L’onestà intellettuale, virtù quanto mai necessaria oggi, viene splendidamente definita da Alessandro Manzoni, attraverso due articolazioni letterarie: la prima, che, conducendo l’autore a dichiarare il suo amore per la verità, gli infonde quel coraggio che non gli permette di idealizzare, con eventuali fuorvianti edulcorazioni, quello che si caratterizza quasi come il personaggio principale della storia che va narrando; la seconda, che, sfiorando un moto di giustificazione, riesce, invece, a mantenere l’equilibrio tra la necessaria imparzialità di giudizio e la narrazione cruda e nuda dei fatti.

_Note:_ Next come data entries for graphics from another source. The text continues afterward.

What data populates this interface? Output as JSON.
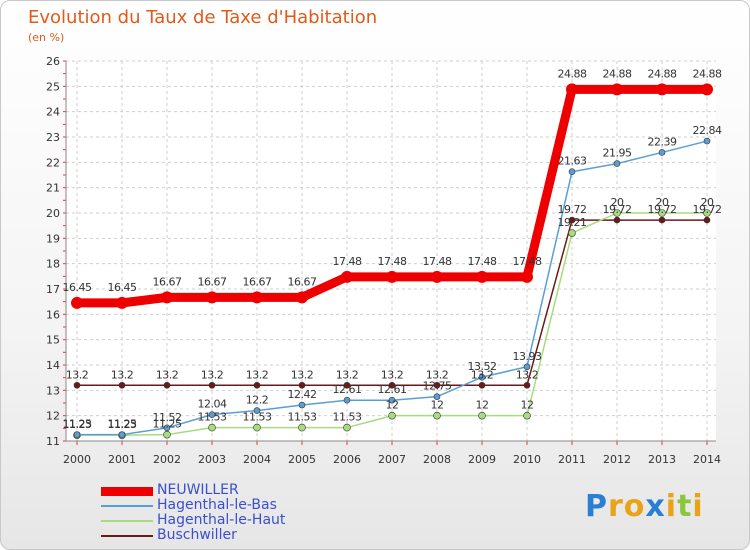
{
  "chart_data": {
    "type": "line",
    "title": "Evolution du Taux de Taxe d'Habitation",
    "subtitle": "(en %)",
    "xlabel": "",
    "ylabel": "",
    "x": [
      "2000",
      "2001",
      "2002",
      "2003",
      "2004",
      "2005",
      "2006",
      "2007",
      "2008",
      "2009",
      "2010",
      "2011",
      "2012",
      "2013",
      "2014"
    ],
    "ylim": [
      11,
      26
    ],
    "yticks": [
      "11",
      "12",
      "13",
      "14",
      "15",
      "16",
      "17",
      "18",
      "19",
      "20",
      "21",
      "22",
      "23",
      "24",
      "25",
      "26"
    ],
    "grid": true,
    "legend_position": "bottom-left",
    "series": [
      {
        "name": "NEUWILLER",
        "color": "#ee0000",
        "values": [
          16.45,
          16.45,
          16.67,
          16.67,
          16.67,
          16.67,
          17.48,
          17.48,
          17.48,
          17.48,
          17.48,
          24.88,
          24.88,
          24.88,
          24.88
        ],
        "labels": [
          "16.45",
          "16.45",
          "16.67",
          "16.67",
          "16.67",
          "16.67",
          "17.48",
          "17.48",
          "17.48",
          "17.48",
          "17.48",
          "24.88",
          "24.88",
          "24.88",
          "24.88"
        ]
      },
      {
        "name": "Hagenthal-le-Bas",
        "color": "#5a9fd4",
        "values": [
          11.25,
          11.25,
          11.52,
          12.04,
          12.2,
          12.42,
          12.61,
          12.61,
          12.75,
          13.52,
          13.93,
          21.63,
          21.95,
          22.39,
          22.84
        ],
        "labels": [
          "11.25",
          "11.25",
          "11.52",
          "12.04",
          "12.2",
          "12.42",
          "12.61",
          "12.61",
          "12.75",
          "13.52",
          "13.93",
          "21.63",
          "21.95",
          "22.39",
          "22.84"
        ]
      },
      {
        "name": "Hagenthal-le-Haut",
        "color": "#a6dc7e",
        "values": [
          11.23,
          11.23,
          11.25,
          11.53,
          11.53,
          11.53,
          11.53,
          12,
          12,
          12,
          12,
          19.21,
          20,
          20,
          20
        ],
        "labels": [
          "11.23",
          "11.23",
          "11.25",
          "11.53",
          "11.53",
          "11.53",
          "11.53",
          "12",
          "12",
          "12",
          "12",
          "19.21",
          "20",
          "20",
          "20"
        ]
      },
      {
        "name": "Buschwiller",
        "color": "#6b1a1a",
        "values": [
          13.2,
          13.2,
          13.2,
          13.2,
          13.2,
          13.2,
          13.2,
          13.2,
          13.2,
          13.2,
          13.2,
          19.72,
          19.72,
          19.72,
          19.72
        ],
        "labels": [
          "13.2",
          "13.2",
          "13.2",
          "13.2",
          "13.2",
          "13.2",
          "13.2",
          "13.2",
          "13.2",
          "13.2",
          "13.2",
          "19.72",
          "19.72",
          "19.72",
          "19.72"
        ]
      }
    ]
  },
  "logo": {
    "letters": [
      "P",
      "r",
      "o",
      "x",
      "i",
      "t",
      "i"
    ],
    "colors": [
      "#2a7fd4",
      "#e8a317",
      "#e8a317",
      "#2a7fd4",
      "#e8a317",
      "#8cc63e",
      "#e8a317"
    ]
  }
}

Entrambe le riflessioni, poi, confluiscono nella riproposizione di un concetto che il Manzoni “copia e incolla” dall’anonimo che aveva prodotto e, per così dire, fornitogli il manoscritto originario.

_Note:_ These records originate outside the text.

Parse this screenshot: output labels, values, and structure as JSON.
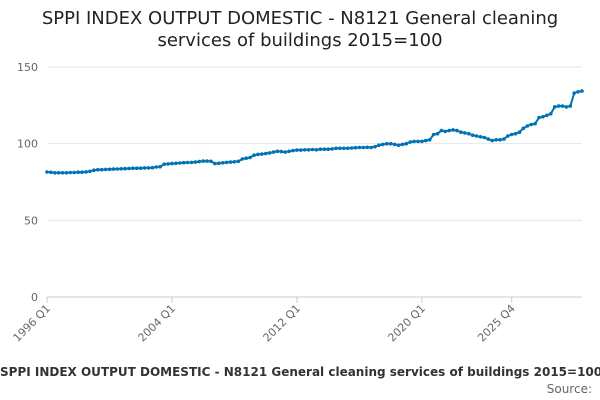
{
  "title_line1": "SPPI INDEX OUTPUT DOMESTIC - N8121 General cleaning",
  "title_line2": "services of buildings 2015=100",
  "legend_label": "SPPI INDEX OUTPUT DOMESTIC - N8121 General cleaning services of buildings 2015=100",
  "source_label": "Source:",
  "colors": {
    "series": "#0073b3",
    "grid": "#e6e6e6",
    "axis": "#cccccc",
    "tick_text": "#666666"
  },
  "chart_data": {
    "type": "line",
    "title": "SPPI INDEX OUTPUT DOMESTIC - N8121 General cleaning services of buildings 2015=100",
    "xlabel": "",
    "ylabel": "",
    "x_start": "1996 Q1",
    "x_end": "2025 Q4",
    "x_tick_labels": [
      "1996 Q1",
      "2004 Q1",
      "2012 Q1",
      "2020 Q1",
      "2025 Q4"
    ],
    "y_ticks": [
      0,
      50,
      100,
      150
    ],
    "ylim": [
      0,
      150
    ],
    "grid": true,
    "legend_position": "bottom",
    "series": [
      {
        "name": "SPPI INDEX OUTPUT DOMESTIC - N8121 General cleaning services of buildings 2015=100",
        "values": [
          81.5,
          81.3,
          81.0,
          81.0,
          81.0,
          81.0,
          81.2,
          81.2,
          81.4,
          81.4,
          81.6,
          82.0,
          82.7,
          83.0,
          83.0,
          83.2,
          83.3,
          83.4,
          83.5,
          83.6,
          83.7,
          83.8,
          84.0,
          84.0,
          84.0,
          84.2,
          84.2,
          84.3,
          84.8,
          85.0,
          86.6,
          86.8,
          87.0,
          87.2,
          87.4,
          87.6,
          87.7,
          87.8,
          88.0,
          88.3,
          88.6,
          88.6,
          88.5,
          87.0,
          87.2,
          87.5,
          87.8,
          88.0,
          88.2,
          88.5,
          90.0,
          90.5,
          91.0,
          92.5,
          93.0,
          93.2,
          93.5,
          94.0,
          94.5,
          95.0,
          94.8,
          94.5,
          95.0,
          95.5,
          95.8,
          95.8,
          96.0,
          96.0,
          96.2,
          96.0,
          96.4,
          96.4,
          96.4,
          96.6,
          97.0,
          97.0,
          97.0,
          97.0,
          97.2,
          97.4,
          97.5,
          97.5,
          97.6,
          97.5,
          98.0,
          99.0,
          99.5,
          100.0,
          100.0,
          99.5,
          99.0,
          99.5,
          100.0,
          101.0,
          101.5,
          101.5,
          101.5,
          102.0,
          102.5,
          106.0,
          106.5,
          108.5,
          108.0,
          108.5,
          109.0,
          108.5,
          107.5,
          107.0,
          106.5,
          105.5,
          105.0,
          104.5,
          104.0,
          103.0,
          102.0,
          102.5,
          102.5,
          103.0,
          105.0,
          106.0,
          106.5,
          107.5,
          110.0,
          111.5,
          112.5,
          113.0,
          117.0,
          117.5,
          118.5,
          119.5,
          124.0,
          124.5,
          124.5,
          124.0,
          124.5,
          133.0,
          133.8,
          134.3
        ]
      }
    ]
  }
}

Il concetto è il seguente:
“Le abitudini temperate e oneste, dice [l’anonimo], recano anche questo vantaggio, che, quanto più sono inveterate e radicate in un uomo, tanto più facilmente, appena appena se n’allontani, se ne risente subito; dimodoché se ne ricorda poi per un pezzo; e anche uno sproposito gli serve di scola”.
Lo “sproposito” di Renzo era stato quello di alzare troppo il gomito e questo permette di aprire anche una parentesi su come sia facile per l’essere umano ripiegare su sfoghi malsani, per la salute propria e altrui, quando si trova immerso in circostanze che gli creano una “alterazione d’animo”; il risultato è che l’appagamento del bisogno naturale può sfociare in una reiterazione sproporzionata, per quantità e qualità, che, nell’illusione di colmare il vuoto provato, crea un circolo vizioso che, invece, “amplia gli spazi” della sensazione stessa di vuoto.
L’essere andato anche di poco oltre la sua “soglia di sobrietà”, si è trasformata per Renzo nell’esperienza di trovarsi – come descritto da qualcuno con un immagine efficace – su un piano inclinato, lungo il quale è scivolato senza accorgersene. Tuttavia, il possedere, da parte di Renzo, un’indole morigerata gli permetterà, una volta smaltita la sbronza, di ritenere la memoria di quell’errore, portandolo a riflettere su come la vita e la risoluzione dei problemi che la riguardano, stiano da un’altra parte.
Caro Renzo, chi di noi non commette errori? Chi potrebbe condannarti? Nessuno! Che la tua esperienza “errante”, dunque, possa servire alla comprensione di ciascuno che non è l’errore in sé maestro di vita, ma l’apprendere dai propri errori che la vita dà sempre, anche quando non vi si fa caso, un’occasione di riscatto, una nuova possibilità, un’alternativa narrante.